Following the outpouring and cooling of each of these lava flows, a period of inactivity allowed the topmost section of the basalt to be exposed to intense, persistent tropical weathering, forming a soil rich in iron and aluminium, called laterite. 

Laterites form by the leaching of the parent rock during the wet season, the resulting solution is brought to the surface during the dry season and removed, progressively depleting the soil of easily dissolved ions such as sodium, potassium, calcium and magnesium, leaving behind the more insoluble elements such as aluminium and iron oxides. 

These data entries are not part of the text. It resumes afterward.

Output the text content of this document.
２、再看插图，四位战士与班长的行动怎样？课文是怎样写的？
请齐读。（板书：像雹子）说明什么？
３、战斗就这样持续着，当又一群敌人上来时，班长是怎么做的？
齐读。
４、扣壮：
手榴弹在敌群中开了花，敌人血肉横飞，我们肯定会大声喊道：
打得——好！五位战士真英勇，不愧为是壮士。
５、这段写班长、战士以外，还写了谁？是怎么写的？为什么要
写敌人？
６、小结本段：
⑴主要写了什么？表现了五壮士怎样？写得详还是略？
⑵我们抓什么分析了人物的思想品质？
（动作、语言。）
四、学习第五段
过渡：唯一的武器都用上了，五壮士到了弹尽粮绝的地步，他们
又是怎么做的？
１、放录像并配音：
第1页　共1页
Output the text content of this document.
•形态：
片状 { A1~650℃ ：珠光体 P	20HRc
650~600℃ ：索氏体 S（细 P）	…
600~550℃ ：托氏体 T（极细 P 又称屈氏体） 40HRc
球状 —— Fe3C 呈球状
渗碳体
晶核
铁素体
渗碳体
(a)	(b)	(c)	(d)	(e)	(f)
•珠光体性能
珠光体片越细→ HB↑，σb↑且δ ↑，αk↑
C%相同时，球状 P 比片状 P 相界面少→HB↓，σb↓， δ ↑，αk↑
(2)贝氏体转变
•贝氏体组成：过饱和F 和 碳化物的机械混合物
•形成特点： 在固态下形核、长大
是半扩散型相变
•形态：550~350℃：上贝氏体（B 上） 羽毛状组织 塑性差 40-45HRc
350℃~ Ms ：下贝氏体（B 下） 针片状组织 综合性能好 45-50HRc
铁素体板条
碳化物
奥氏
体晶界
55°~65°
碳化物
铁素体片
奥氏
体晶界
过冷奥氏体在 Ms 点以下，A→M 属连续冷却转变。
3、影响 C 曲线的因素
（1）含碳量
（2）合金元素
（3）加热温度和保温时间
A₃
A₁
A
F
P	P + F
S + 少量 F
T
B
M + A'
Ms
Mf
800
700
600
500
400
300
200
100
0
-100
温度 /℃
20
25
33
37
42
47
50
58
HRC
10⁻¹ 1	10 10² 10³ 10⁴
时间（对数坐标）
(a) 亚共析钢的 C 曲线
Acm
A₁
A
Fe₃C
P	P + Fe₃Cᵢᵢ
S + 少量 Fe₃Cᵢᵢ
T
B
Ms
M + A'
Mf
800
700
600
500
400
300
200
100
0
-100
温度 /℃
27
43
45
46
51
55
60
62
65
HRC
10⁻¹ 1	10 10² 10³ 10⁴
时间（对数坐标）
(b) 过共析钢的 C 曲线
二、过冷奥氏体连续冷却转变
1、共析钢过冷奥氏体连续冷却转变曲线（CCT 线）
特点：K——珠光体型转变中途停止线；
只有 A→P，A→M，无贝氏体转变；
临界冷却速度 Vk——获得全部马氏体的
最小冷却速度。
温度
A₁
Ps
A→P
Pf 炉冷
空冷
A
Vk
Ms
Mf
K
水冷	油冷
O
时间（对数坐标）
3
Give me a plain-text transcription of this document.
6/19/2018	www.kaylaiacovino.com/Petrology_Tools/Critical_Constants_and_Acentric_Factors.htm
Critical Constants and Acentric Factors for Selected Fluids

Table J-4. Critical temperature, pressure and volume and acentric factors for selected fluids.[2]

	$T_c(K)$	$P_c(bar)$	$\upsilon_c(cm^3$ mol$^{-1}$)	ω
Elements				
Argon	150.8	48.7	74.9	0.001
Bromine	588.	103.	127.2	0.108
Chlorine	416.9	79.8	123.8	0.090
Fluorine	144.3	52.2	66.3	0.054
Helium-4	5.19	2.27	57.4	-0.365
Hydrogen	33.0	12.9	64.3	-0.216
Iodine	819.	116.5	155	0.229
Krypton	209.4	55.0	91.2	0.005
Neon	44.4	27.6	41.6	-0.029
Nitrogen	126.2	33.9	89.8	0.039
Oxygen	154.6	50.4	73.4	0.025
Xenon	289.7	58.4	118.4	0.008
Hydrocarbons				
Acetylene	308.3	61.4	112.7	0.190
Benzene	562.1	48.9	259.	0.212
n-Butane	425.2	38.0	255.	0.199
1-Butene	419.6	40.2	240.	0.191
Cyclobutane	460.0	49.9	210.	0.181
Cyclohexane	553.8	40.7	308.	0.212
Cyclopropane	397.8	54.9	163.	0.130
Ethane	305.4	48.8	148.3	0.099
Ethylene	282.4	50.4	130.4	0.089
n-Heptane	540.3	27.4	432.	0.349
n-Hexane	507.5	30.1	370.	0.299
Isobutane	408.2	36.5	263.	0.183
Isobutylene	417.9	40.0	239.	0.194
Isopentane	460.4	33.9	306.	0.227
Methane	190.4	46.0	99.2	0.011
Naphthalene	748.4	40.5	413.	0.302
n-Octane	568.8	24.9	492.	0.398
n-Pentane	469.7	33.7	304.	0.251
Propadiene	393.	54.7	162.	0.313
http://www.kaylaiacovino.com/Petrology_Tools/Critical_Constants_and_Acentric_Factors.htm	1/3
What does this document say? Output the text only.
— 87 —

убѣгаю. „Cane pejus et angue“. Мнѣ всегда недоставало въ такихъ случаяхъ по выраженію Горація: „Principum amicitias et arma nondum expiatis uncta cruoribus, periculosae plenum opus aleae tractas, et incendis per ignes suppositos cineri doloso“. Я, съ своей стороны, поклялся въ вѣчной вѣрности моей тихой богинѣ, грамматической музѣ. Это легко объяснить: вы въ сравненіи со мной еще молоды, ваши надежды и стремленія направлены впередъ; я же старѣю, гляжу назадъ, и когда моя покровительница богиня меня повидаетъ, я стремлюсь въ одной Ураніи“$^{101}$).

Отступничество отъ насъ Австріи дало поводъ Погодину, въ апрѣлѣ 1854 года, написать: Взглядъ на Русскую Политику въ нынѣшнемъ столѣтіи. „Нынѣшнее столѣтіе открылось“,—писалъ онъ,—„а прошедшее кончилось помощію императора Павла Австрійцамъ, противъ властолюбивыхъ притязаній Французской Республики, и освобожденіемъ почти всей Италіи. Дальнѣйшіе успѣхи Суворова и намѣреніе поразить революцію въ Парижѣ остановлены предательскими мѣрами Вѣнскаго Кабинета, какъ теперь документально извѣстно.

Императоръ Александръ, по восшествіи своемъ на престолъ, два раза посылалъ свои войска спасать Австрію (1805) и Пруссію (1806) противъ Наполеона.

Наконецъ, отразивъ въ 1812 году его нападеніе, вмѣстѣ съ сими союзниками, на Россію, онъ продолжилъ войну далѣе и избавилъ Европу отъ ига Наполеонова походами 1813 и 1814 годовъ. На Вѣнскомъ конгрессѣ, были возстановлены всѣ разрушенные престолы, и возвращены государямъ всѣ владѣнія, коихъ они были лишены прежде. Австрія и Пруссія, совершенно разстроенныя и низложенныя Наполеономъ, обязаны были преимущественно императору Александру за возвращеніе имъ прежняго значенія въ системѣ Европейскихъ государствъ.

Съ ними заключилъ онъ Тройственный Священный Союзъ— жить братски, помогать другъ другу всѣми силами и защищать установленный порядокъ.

It is the iron oxides that give this soil its characteristic brick-red colour.

The Giants Causeway Guide Red rock near the Causeway
The Giants Causeway Guide Red rock near the Causeway @ Sandatlas

Laterite formation occurs on the surfaces of the basalt that are in contact with water; on the surface and within cracks in the rock. 

As a result, weathering propagates downwards and inwards from cracks, creating “cores” of unweathered basalt that resemble pillow basalt.

View of the Amphitheatre from thetop of the cliffs
View of the Amphitheatre from the top of the cliffs @TourismIreland

These cycles are spectacularly displayed in the amphitheatre shaped cliffs in the image above, from the iconic stepping stones of the middle basalts, through the distinct red layer of the laterite and into the columns of the upper basalts. 

The story of the Giant’s Causeway has evolved over many centuries, from myths of giants and man-made pillars to a tremendous primaeval ocean, but one thing that has never changed is the impact that this captivating landscape has had on mankind since we first set foot on the emerald isle, and will continue to evoke awe and wonder for centuries to come.